Illinois Voters Will Soon Decide If They Want a Constitutional Amendment on Unions

Illinois Voters Will Soon Decide If They Want a Constitutional Amendment on Unions

Should Illinois codify in its state constitution a right to form labor unions and collectively bargain over terms of employment? A coalition of organizations says “yes” and has pushed the measure to a ballot imitative, yet many in the business community oppose it. Ultimately, voters will decide on November 8th.

The proposed measure would add a “Worker’s Rights” section to the state constitution’s Bill of Rights, creating a “fundamental right” to engage in labor organizing and to collectively bargain over wages, hours, and working conditions. Additionally, it would prohibit any unit of government within Illinois from enacting “any law that interferes with, negates, or diminishes” this right.
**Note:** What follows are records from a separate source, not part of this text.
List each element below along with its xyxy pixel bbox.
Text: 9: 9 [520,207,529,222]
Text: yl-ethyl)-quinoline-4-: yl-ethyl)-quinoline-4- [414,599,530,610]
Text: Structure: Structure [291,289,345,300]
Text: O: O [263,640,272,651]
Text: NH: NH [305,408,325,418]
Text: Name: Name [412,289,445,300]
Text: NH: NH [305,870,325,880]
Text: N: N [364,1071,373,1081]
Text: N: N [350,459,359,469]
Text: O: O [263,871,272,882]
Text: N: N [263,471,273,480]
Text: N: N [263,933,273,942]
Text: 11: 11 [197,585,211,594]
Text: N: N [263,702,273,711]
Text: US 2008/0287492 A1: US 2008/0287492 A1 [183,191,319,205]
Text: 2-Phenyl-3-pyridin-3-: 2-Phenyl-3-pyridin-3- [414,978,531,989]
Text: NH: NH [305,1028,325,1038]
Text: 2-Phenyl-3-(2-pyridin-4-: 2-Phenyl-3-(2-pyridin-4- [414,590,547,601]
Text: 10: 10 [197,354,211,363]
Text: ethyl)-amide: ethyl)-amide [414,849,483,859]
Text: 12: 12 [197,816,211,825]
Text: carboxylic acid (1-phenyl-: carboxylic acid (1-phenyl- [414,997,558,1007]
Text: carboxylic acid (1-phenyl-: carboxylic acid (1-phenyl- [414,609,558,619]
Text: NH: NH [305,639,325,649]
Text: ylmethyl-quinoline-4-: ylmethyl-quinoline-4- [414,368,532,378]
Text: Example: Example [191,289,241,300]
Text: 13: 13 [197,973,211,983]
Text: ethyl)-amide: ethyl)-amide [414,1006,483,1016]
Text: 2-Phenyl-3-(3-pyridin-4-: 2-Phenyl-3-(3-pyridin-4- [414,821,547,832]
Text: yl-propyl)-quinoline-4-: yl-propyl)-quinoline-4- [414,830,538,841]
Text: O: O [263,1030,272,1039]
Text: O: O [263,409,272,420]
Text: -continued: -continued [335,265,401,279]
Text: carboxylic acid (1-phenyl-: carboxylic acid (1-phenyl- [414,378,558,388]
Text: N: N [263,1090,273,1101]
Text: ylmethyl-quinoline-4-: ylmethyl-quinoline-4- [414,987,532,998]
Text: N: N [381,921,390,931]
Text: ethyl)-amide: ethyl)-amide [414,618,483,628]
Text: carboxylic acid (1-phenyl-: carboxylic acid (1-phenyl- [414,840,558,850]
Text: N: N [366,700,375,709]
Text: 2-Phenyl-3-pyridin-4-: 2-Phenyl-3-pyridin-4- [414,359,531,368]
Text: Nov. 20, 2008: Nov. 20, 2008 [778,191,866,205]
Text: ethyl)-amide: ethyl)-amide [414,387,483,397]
Why the Push for an Amendment?

There are a few reasons that advocates are pushing for this amendment. In the wake of the repeal of Roe v. Wade, many people feel that rights guaranteed by court decisions or federal statutes may be rolled back at the federal level in the future. According to this logic, if it happened with abortion—which came as a surprise to many—why could it not happen with workers’ rights?

Advocates say it is also reasonable to fear that workers’ rights could be diminished given what has already happened in other states. 27 states currently have “right to work” laws, meaning workers do not have to join the union that represents workers in their workplace, or contribute to union dues, even if they benefit from the union’s bargaining activity.

Most pertinent for the amendment’s supporters, however, is the fact that former Illinois Governor Bruce Rauner attempted to have the General Assembly curtail prevailing wage laws and enact right-to-work legislation in Illinois. The confluence of these various efforts has worried labor advocates, and they want to ensure protections for labor that can endure future assaults.

New York, Missouri, and Hawaii have enshrined worker protections in their state constitutions, but Illinois would be the first to do so via a ballot measure. Coincidentally, Tennessee also has a ballot measure in the upcoming election concerning a change to the state constitution, but for the opposite effect: that state’s citizens will decide if the current right-to-work law should be codified in the constitution.

The Pros and Cons

The ballot measure is supported by labor, including the Illinois AFL-CIO and advocacy group Vote Yes for Workers’ Rights. Such groups claim that the measure would protect workers’ rights from being stripped, and also cover some workers who currently are not protected. Joe Bowen of Vote Yes says that bolstering the ability to collectively bargain to raise wages benefits the entire economic ecosystem, as workers then spend more at local coffee shops, restaurants, and other small businesses.

On the other hand, the measure is strongly opposed by Illinois’ business community, including the Illinois Chamber of Commerce, the Illinois Manufacturers’ Association, and the Illinois Association of School Boards. Mailee Smith of the conservative think tank Illinois Policy Institute claims that the amendment could make it easier for workers to strike. She claims it could even lead to increased property taxes or demand for more affordable housing. Public employee unions, she said, could use the amendment’s protection of the “right…to promote economic welfare and safety at work” to somehow bargain for things outside of the workplace.

What Would the Amendment Mean for Businesses?

If the amendment were to pass, supporters say it would not mean much for businesses. The status quo would not change. After all, the very purpose of the amendment is to ensure that current labor protections and rights endure, and cannot be easily voted away by a future General Assembly or governor hostile to labor.

Passage of the amendment would matter, however, for certain businesses. One provision of the amendment stipulates that not even “home rule” jurisdictions in Illinois are exempt from its requirements. That means that any localized ordinances with a “right-to-work” leaning could be banned. Moreover, and as opponents have claimed, the bargaining power of public unions might increase, thereby putting pressure on public employers.

Now that the arguments have been made, the issue is up to voters’ sentiments on November 8th. Legislators overwhelmingly voted to place the measure on the ballot for this November election during the 2021 spring session of the Illinois General Assembly. To become law in Illinois, constitutional amendments must have the support of at least 60% of those who voted on the question, or at least 50% of all voters in the election.